Dave walked closer, sliding his hands in his pockets. In the bright light, he looked clean, clear. Real. “You did all of these things,” he said after a moment. “All I did was document it.”
I felt tears prick my eyes as I looked down at the model again, looking at that girl and boy on the curb. Forever in that place, together.
“You should get back downstairs,” he said. “Your dad sent me up here for you. They’re about to do a toast or something.”
I nodded, then turned to follow him. “So I guess this is what you meant, huh?”
“About what?”
“Looking more closely,” I replied as he started down the stairs.
“Pretty much,” he said. “Hey, hit the lights on your way out, okay?”
I stopped, taking one last look at the model, stretched out and complete, before I reached for the switch, turning it off. At first, in the darkness, I could see only a bit of streetlight coming in the far window, illuminating the floor. Then, though, I spotted something else. Something small and glowing, in the exact spot I’d been studying before. I walked over, my eyes scanning Luna Blu, my house, and Dave’s. But it was the building behind them, that empty hotel, that had the tiniest light, provided by one word, written in fluorescent paint. Maybe it wasn’t what was once there, in real life. But in this one, it said it all: STAY.
I turned, looking at the stairway, the light at the bottom. I had no idea if Dave was already downstairs with everyone else, as I ran across the room, grabbing the banister to go after him. But after only one step, suddenly we were face-to-face. He’d been there all along.
“Is that really what it said, on the roof of the building?” I asked.
I could feel his breath, the warmth of his skin. We were that close. “No idea,” he replied. “But anything’s possible.”

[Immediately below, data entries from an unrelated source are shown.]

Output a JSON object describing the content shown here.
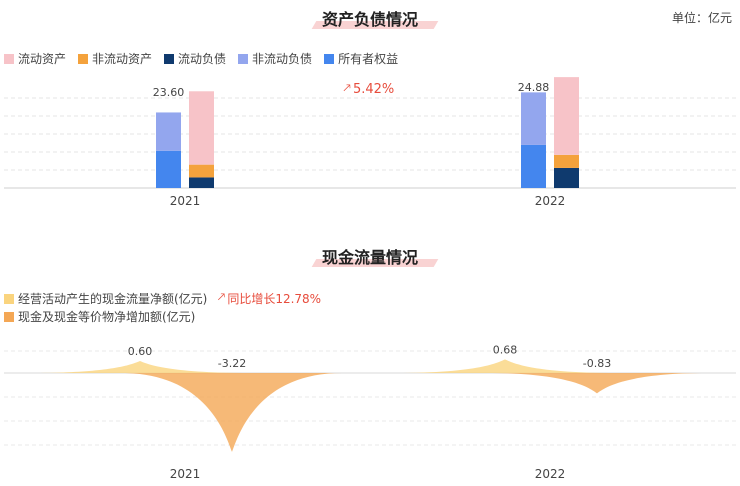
{
  "unit_label": "单位：亿元",
  "balance": {
    "title": "资产负债情况",
    "growth_label": "5.42%",
    "legend": [
      {
        "name": "流动资产",
        "color": "#f7c3c8"
      },
      {
        "name": "非流动资产",
        "color": "#f4a23c"
      },
      {
        "name": "流动负债",
        "color": "#0f3a6e"
      },
      {
        "name": "非流动负债",
        "color": "#93a6ee"
      },
      {
        "name": "所有者权益",
        "color": "#4486ee"
      }
    ]
  },
  "cashflow": {
    "title": "现金流量情况",
    "legend": [
      {
        "name": "经营活动产生的现金流量净额(亿元)",
        "color": "#fad47e"
      },
      {
        "name": "现金及现金等价物净增加额(亿元)",
        "color": "#f4a755"
      }
    ],
    "growth_label": "同比增长12.78%"
  },
  "chart_data": [
    {
      "type": "bar",
      "title": "资产负债情况",
      "categories": [
        "2021",
        "2022"
      ],
      "totals": [
        23.6,
        24.88
      ],
      "series": [
        {
          "name": "流动资产",
          "values": [
            20.1,
            21.3
          ]
        },
        {
          "name": "非流动资产",
          "values": [
            3.5,
            3.58
          ]
        },
        {
          "name": "流动负债",
          "values": [
            2.9,
            5.5
          ]
        },
        {
          "name": "非流动负债",
          "values": [
            10.5,
            14.4
          ]
        },
        {
          "name": "所有者权益",
          "values": [
            10.2,
            11.8
          ]
        }
      ]
    },
    {
      "type": "area",
      "title": "现金流量情况",
      "categories": [
        "2021",
        "2022"
      ],
      "series": [
        {
          "name": "经营活动产生的现金流量净额(亿元)",
          "values": [
            0.6,
            0.68
          ],
          "labels": [
            "0.60",
            "0.68"
          ]
        },
        {
          "name": "现金及现金等价物净增加额(亿元)",
          "values": [
            -3.22,
            -0.83
          ],
          "labels": [
            "-3.22",
            "-0.83"
          ]
        }
      ]
    }
  ]
}
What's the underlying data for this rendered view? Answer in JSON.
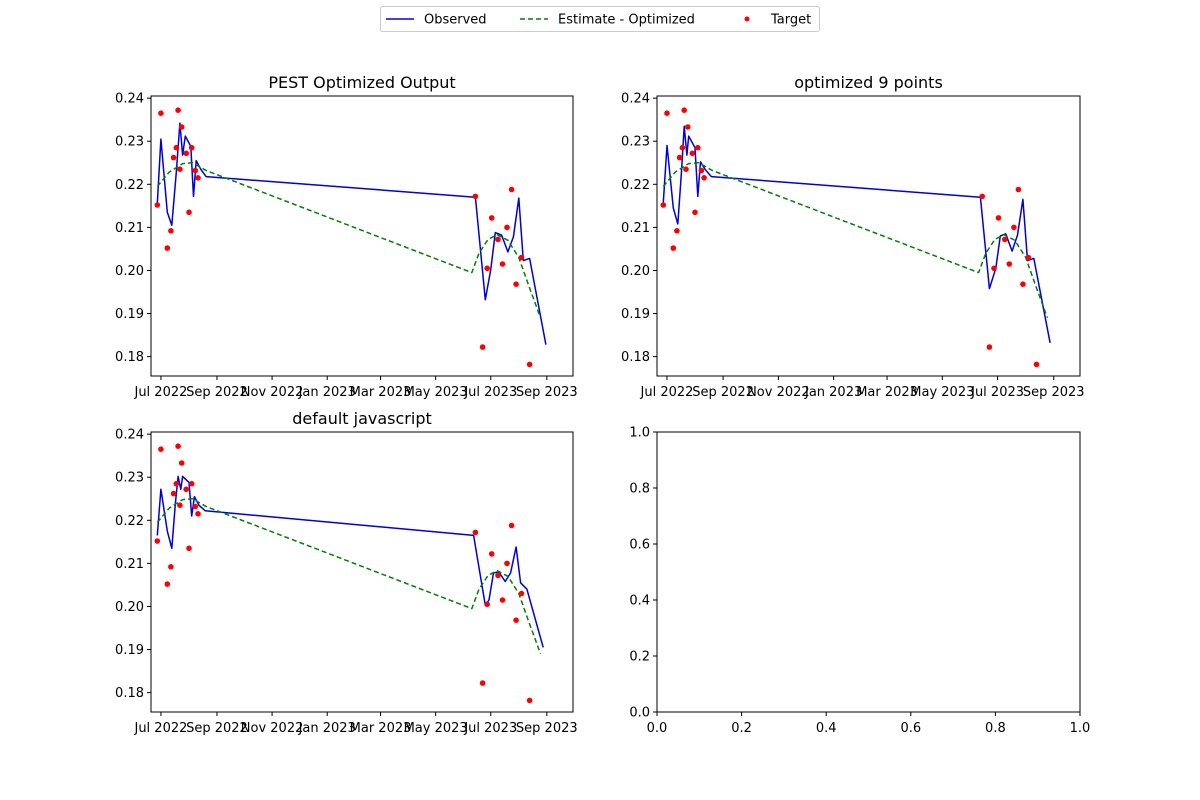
{
  "legend": {
    "placement": "top-center",
    "entries": [
      {
        "label": "Observed",
        "style": "line",
        "color": "#0000dd"
      },
      {
        "label": "Estimate - Optimized",
        "style": "dashed",
        "color": "#008000"
      },
      {
        "label": "Target",
        "style": "marker",
        "color": "#ff0000"
      }
    ]
  },
  "chart_data": [
    {
      "type": "line",
      "title": "PEST Optimized Output",
      "xaxis": {
        "type": "date",
        "ticks": [
          "Jul 2022",
          "Sep 2022",
          "Nov 2022",
          "Jan 2023",
          "Mar 2023",
          "May 2023",
          "Jul 2023",
          "Sep 2023"
        ],
        "range": [
          "2022-06-20",
          "2023-09-30"
        ]
      },
      "yaxis": {
        "ticks": [
          "0.18",
          "0.19",
          "0.20",
          "0.21",
          "0.22",
          "0.23",
          "0.24"
        ],
        "range": [
          0.1755,
          0.2405
        ]
      },
      "series": [
        {
          "name": "Observed",
          "kind": "line",
          "color": "#0000dd",
          "points": [
            [
              "2022-06-27",
              0.2155
            ],
            [
              "2022-07-01",
              0.2305
            ],
            [
              "2022-07-08",
              0.2135
            ],
            [
              "2022-07-13",
              0.2105
            ],
            [
              "2022-07-18",
              0.2228
            ],
            [
              "2022-07-22",
              0.2342
            ],
            [
              "2022-07-25",
              0.2268
            ],
            [
              "2022-07-28",
              0.2312
            ],
            [
              "2022-08-03",
              0.2288
            ],
            [
              "2022-08-06",
              0.2172
            ],
            [
              "2022-08-09",
              0.2255
            ],
            [
              "2022-08-14",
              0.2235
            ],
            [
              "2022-08-20",
              0.2218
            ],
            [
              "2023-06-14",
              0.217
            ],
            [
              "2023-06-25",
              0.1932
            ],
            [
              "2023-07-01",
              0.2003
            ],
            [
              "2023-07-06",
              0.2088
            ],
            [
              "2023-07-13",
              0.2082
            ],
            [
              "2023-07-20",
              0.2043
            ],
            [
              "2023-07-26",
              0.2078
            ],
            [
              "2023-08-01",
              0.2168
            ],
            [
              "2023-08-06",
              0.2023
            ],
            [
              "2023-08-13",
              0.2028
            ],
            [
              "2023-08-31",
              0.1828
            ]
          ]
        },
        {
          "name": "Estimate - Optimized",
          "kind": "dashed",
          "color": "#008000",
          "points": [
            [
              "2022-06-27",
              0.2195
            ],
            [
              "2022-07-10",
              0.2228
            ],
            [
              "2022-07-25",
              0.2248
            ],
            [
              "2022-08-05",
              0.225
            ],
            [
              "2022-08-20",
              0.2232
            ],
            [
              "2023-06-10",
              0.1995
            ],
            [
              "2023-06-18",
              0.204
            ],
            [
              "2023-06-28",
              0.2072
            ],
            [
              "2023-07-08",
              0.2083
            ],
            [
              "2023-07-20",
              0.207
            ],
            [
              "2023-08-01",
              0.203
            ],
            [
              "2023-08-12",
              0.1965
            ],
            [
              "2023-08-25",
              0.189
            ]
          ]
        },
        {
          "name": "Target",
          "kind": "scatter",
          "color": "#ff0000",
          "points": [
            [
              "2022-06-27",
              0.2152
            ],
            [
              "2022-07-01",
              0.2365
            ],
            [
              "2022-07-08",
              0.2052
            ],
            [
              "2022-07-12",
              0.2092
            ],
            [
              "2022-07-15",
              0.2262
            ],
            [
              "2022-07-18",
              0.2285
            ],
            [
              "2022-07-20",
              0.2372
            ],
            [
              "2022-07-22",
              0.2235
            ],
            [
              "2022-07-24",
              0.2333
            ],
            [
              "2022-07-29",
              0.2272
            ],
            [
              "2022-08-01",
              0.2135
            ],
            [
              "2022-08-04",
              0.2285
            ],
            [
              "2022-08-08",
              0.2232
            ],
            [
              "2022-08-11",
              0.2215
            ],
            [
              "2023-06-14",
              0.2172
            ],
            [
              "2023-06-22",
              0.1822
            ],
            [
              "2023-06-27",
              0.2005
            ],
            [
              "2023-07-02",
              0.2122
            ],
            [
              "2023-07-09",
              0.2072
            ],
            [
              "2023-07-14",
              0.2015
            ],
            [
              "2023-07-19",
              0.21
            ],
            [
              "2023-07-24",
              0.2188
            ],
            [
              "2023-07-29",
              0.1968
            ],
            [
              "2023-08-04",
              0.203
            ],
            [
              "2023-08-13",
              0.1782
            ]
          ]
        }
      ]
    },
    {
      "type": "line",
      "title": "optimized 9 points",
      "xaxis": {
        "type": "date",
        "ticks": [
          "Jul 2022",
          "Sep 2022",
          "Nov 2022",
          "Jan 2023",
          "Mar 2023",
          "May 2023",
          "Jul 2023",
          "Sep 2023"
        ],
        "range": [
          "2022-06-20",
          "2023-09-30"
        ]
      },
      "yaxis": {
        "ticks": [
          "0.18",
          "0.19",
          "0.20",
          "0.21",
          "0.22",
          "0.23",
          "0.24"
        ],
        "range": [
          0.1755,
          0.2405
        ]
      },
      "series": [
        {
          "name": "Observed",
          "kind": "line",
          "color": "#0000dd",
          "points": [
            [
              "2022-06-27",
              0.2158
            ],
            [
              "2022-07-01",
              0.229
            ],
            [
              "2022-07-08",
              0.2145
            ],
            [
              "2022-07-13",
              0.2108
            ],
            [
              "2022-07-17",
              0.223
            ],
            [
              "2022-07-20",
              0.2335
            ],
            [
              "2022-07-23",
              0.2268
            ],
            [
              "2022-07-25",
              0.2312
            ],
            [
              "2022-08-01",
              0.2285
            ],
            [
              "2022-08-04",
              0.2172
            ],
            [
              "2022-08-07",
              0.2252
            ],
            [
              "2022-08-12",
              0.2235
            ],
            [
              "2022-08-19",
              0.2218
            ],
            [
              "2023-06-12",
              0.217
            ],
            [
              "2023-06-22",
              0.1958
            ],
            [
              "2023-06-29",
              0.2005
            ],
            [
              "2023-07-04",
              0.208
            ],
            [
              "2023-07-10",
              0.2085
            ],
            [
              "2023-07-17",
              0.2045
            ],
            [
              "2023-07-23",
              0.2082
            ],
            [
              "2023-07-29",
              0.2165
            ],
            [
              "2023-08-03",
              0.2023
            ],
            [
              "2023-08-10",
              0.2028
            ],
            [
              "2023-08-28",
              0.1832
            ]
          ]
        },
        {
          "name": "Estimate - Optimized",
          "kind": "dashed",
          "color": "#008000",
          "points": [
            [
              "2022-06-27",
              0.2195
            ],
            [
              "2022-07-10",
              0.2228
            ],
            [
              "2022-07-25",
              0.2248
            ],
            [
              "2022-08-05",
              0.225
            ],
            [
              "2022-08-20",
              0.2232
            ],
            [
              "2023-06-10",
              0.1995
            ],
            [
              "2023-06-18",
              0.204
            ],
            [
              "2023-06-28",
              0.2072
            ],
            [
              "2023-07-08",
              0.2083
            ],
            [
              "2023-07-20",
              0.207
            ],
            [
              "2023-08-01",
              0.203
            ],
            [
              "2023-08-12",
              0.1965
            ],
            [
              "2023-08-25",
              0.189
            ]
          ]
        },
        {
          "name": "Target",
          "kind": "scatter",
          "color": "#ff0000",
          "points": [
            [
              "2022-06-27",
              0.2152
            ],
            [
              "2022-07-01",
              0.2365
            ],
            [
              "2022-07-08",
              0.2052
            ],
            [
              "2022-07-12",
              0.2092
            ],
            [
              "2022-07-15",
              0.2262
            ],
            [
              "2022-07-18",
              0.2285
            ],
            [
              "2022-07-20",
              0.2372
            ],
            [
              "2022-07-22",
              0.2235
            ],
            [
              "2022-07-24",
              0.2333
            ],
            [
              "2022-07-29",
              0.2272
            ],
            [
              "2022-08-01",
              0.2135
            ],
            [
              "2022-08-04",
              0.2285
            ],
            [
              "2022-08-08",
              0.2232
            ],
            [
              "2022-08-11",
              0.2215
            ],
            [
              "2023-06-14",
              0.2172
            ],
            [
              "2023-06-22",
              0.1822
            ],
            [
              "2023-06-27",
              0.2005
            ],
            [
              "2023-07-02",
              0.2122
            ],
            [
              "2023-07-09",
              0.2072
            ],
            [
              "2023-07-14",
              0.2015
            ],
            [
              "2023-07-19",
              0.21
            ],
            [
              "2023-07-24",
              0.2188
            ],
            [
              "2023-07-29",
              0.1968
            ],
            [
              "2023-08-04",
              0.203
            ],
            [
              "2023-08-13",
              0.1782
            ]
          ]
        }
      ]
    },
    {
      "type": "line",
      "title": "default javascript",
      "xaxis": {
        "type": "date",
        "ticks": [
          "Jul 2022",
          "Sep 2022",
          "Nov 2022",
          "Jan 2023",
          "Mar 2023",
          "May 2023",
          "Jul 2023",
          "Sep 2023"
        ],
        "range": [
          "2022-06-20",
          "2023-09-30"
        ]
      },
      "yaxis": {
        "ticks": [
          "0.18",
          "0.19",
          "0.20",
          "0.21",
          "0.22",
          "0.23",
          "0.24"
        ],
        "range": [
          0.1755,
          0.2405
        ]
      },
      "series": [
        {
          "name": "Observed",
          "kind": "line",
          "color": "#0000dd",
          "points": [
            [
              "2022-06-27",
              0.2165
            ],
            [
              "2022-07-01",
              0.2272
            ],
            [
              "2022-07-08",
              0.2175
            ],
            [
              "2022-07-13",
              0.2135
            ],
            [
              "2022-07-17",
              0.224
            ],
            [
              "2022-07-20",
              0.2302
            ],
            [
              "2022-07-23",
              0.2272
            ],
            [
              "2022-07-25",
              0.2302
            ],
            [
              "2022-08-01",
              0.2288
            ],
            [
              "2022-08-04",
              0.221
            ],
            [
              "2022-08-07",
              0.2255
            ],
            [
              "2022-08-12",
              0.2235
            ],
            [
              "2022-08-19",
              0.2222
            ],
            [
              "2023-06-12",
              0.2165
            ],
            [
              "2023-06-25",
              0.2003
            ],
            [
              "2023-06-29",
              0.2015
            ],
            [
              "2023-07-04",
              0.2078
            ],
            [
              "2023-07-10",
              0.208
            ],
            [
              "2023-07-17",
              0.2058
            ],
            [
              "2023-07-23",
              0.2078
            ],
            [
              "2023-07-29",
              0.2138
            ],
            [
              "2023-08-03",
              0.2055
            ],
            [
              "2023-08-10",
              0.204
            ],
            [
              "2023-08-28",
              0.1905
            ]
          ]
        },
        {
          "name": "Estimate - Optimized",
          "kind": "dashed",
          "color": "#008000",
          "points": [
            [
              "2022-06-27",
              0.2195
            ],
            [
              "2022-07-10",
              0.2228
            ],
            [
              "2022-07-25",
              0.2248
            ],
            [
              "2022-08-05",
              0.225
            ],
            [
              "2022-08-20",
              0.2232
            ],
            [
              "2023-06-10",
              0.1995
            ],
            [
              "2023-06-18",
              0.204
            ],
            [
              "2023-06-28",
              0.2072
            ],
            [
              "2023-07-08",
              0.2083
            ],
            [
              "2023-07-20",
              0.207
            ],
            [
              "2023-08-01",
              0.203
            ],
            [
              "2023-08-12",
              0.1965
            ],
            [
              "2023-08-25",
              0.189
            ]
          ]
        },
        {
          "name": "Target",
          "kind": "scatter",
          "color": "#ff0000",
          "points": [
            [
              "2022-06-27",
              0.2152
            ],
            [
              "2022-07-01",
              0.2365
            ],
            [
              "2022-07-08",
              0.2052
            ],
            [
              "2022-07-12",
              0.2092
            ],
            [
              "2022-07-15",
              0.2262
            ],
            [
              "2022-07-18",
              0.2285
            ],
            [
              "2022-07-20",
              0.2372
            ],
            [
              "2022-07-22",
              0.2235
            ],
            [
              "2022-07-24",
              0.2333
            ],
            [
              "2022-07-29",
              0.2272
            ],
            [
              "2022-08-01",
              0.2135
            ],
            [
              "2022-08-04",
              0.2285
            ],
            [
              "2022-08-08",
              0.2232
            ],
            [
              "2022-08-11",
              0.2215
            ],
            [
              "2023-06-14",
              0.2172
            ],
            [
              "2023-06-22",
              0.1822
            ],
            [
              "2023-06-27",
              0.2005
            ],
            [
              "2023-07-02",
              0.2122
            ],
            [
              "2023-07-09",
              0.2072
            ],
            [
              "2023-07-14",
              0.2015
            ],
            [
              "2023-07-19",
              0.21
            ],
            [
              "2023-07-24",
              0.2188
            ],
            [
              "2023-07-29",
              0.1968
            ],
            [
              "2023-08-04",
              0.203
            ],
            [
              "2023-08-13",
              0.1782
            ]
          ]
        }
      ]
    },
    {
      "type": "line",
      "title": "",
      "xaxis": {
        "type": "linear",
        "ticks": [
          "0.0",
          "0.2",
          "0.4",
          "0.6",
          "0.8",
          "1.0"
        ],
        "range": [
          0,
          1
        ]
      },
      "yaxis": {
        "ticks": [
          "0.0",
          "0.2",
          "0.4",
          "0.6",
          "0.8",
          "1.0"
        ],
        "range": [
          0,
          1
        ]
      },
      "series": []
    }
  ]
}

I smiled. Downstairs, they were laughing, cheering, seeing out this last night in this sacred place. Soon, I knew we’d join them, and shut it down together. But for now, I leaned closer to Dave, putting my lips on his. He slid his arms up around me, and as he kissed me back, I felt something inside me open, like a new life beginning. I didn’t know yet what girl she’d be, or where this life would take her. But I’d keep my eyes open, and when the time came, I would know.
Eighteen
“Oh, crap,” Opal said, dropping a bunch of empty plates with a clang. “AHBL!”
“Already?” I asked. “We’ve only been open fifteen minutes.”
“Yes, but we only have one wait, and that wait is Tracey,” she said, stabbing two orders onto the spindle in the window between us. “We’re already in the weeds.”
She bustled off, cursing under her breath, while I pulled the tickets off, glanng at them. “Orders,” I told Jason, who was sitting on the prep table behind me, reading the Wall Street Journal.
“Call ’em,” he said, hopping down.
“You sure? We’re behind already.”
“If you’re going to be in the hole, you have to learn to call out orders,” he said, walking over to the grill station behind me. “Go ahead.”
I looked down at the top ticket. “Mediterranean chicken sandwich,” I said. “Order fries. Side salad.”
“Good,” he said. “Now hit that salad. I’ll do filet and drop those fries.”
I nodded, turning to the back table and grabbing a small plate from the shelf above. For all my time growing up in restaurants, working in one still felt brand-new. But there was nowhere else I’d rather be.
At graduation a week earlier, I’d sat with the rest of my class, fanning my face with a damp program as the speakers droned on and assembled family and friends shifted in their seats. When we all stood up, grabbing our caps to throw them in the air, a breeze suddenly blew over, lifting the air and all those black squares and tassels up overhead to take flight like birds. Then I’d turned, searching for the faces of my friends. I saw Heather first, and she smiled.
I was supposed to go back to Tyler, yes. But things change. And sometimes, people do as well, and it’s not necessarily a bad thing. At least, that’s what I was hoping the Saturday after Luna Blu closed, when my mom showed up to help me pack my stuff. My dad was there, too, and Opal, all of us making trips from my room to Peter’s huge SUV, chatting as we did so. Opal and my mom hit it off immediately, which I had to admit surprised me. But as soon as she found out my mom had handled all the financial stuff at Mariposa, she started picking her brain about how best to do things at her new place. The next thing I knew, they were at the kitchen table, a notepad between them, while my dad and I finished the job.
“Does that make you nervous?” I asked him as we took out my pillow and my laptop, passing by them. My mom was saying something about payroll, while Opal jotted on the page, nodding.
“Nah,” he said. “Truth is, your mom kept that restaurant afloat for two years longer than it should have been. Without her, we would have closed a lot sooner.”
I looked at him over the hood of the SUV. “Really?”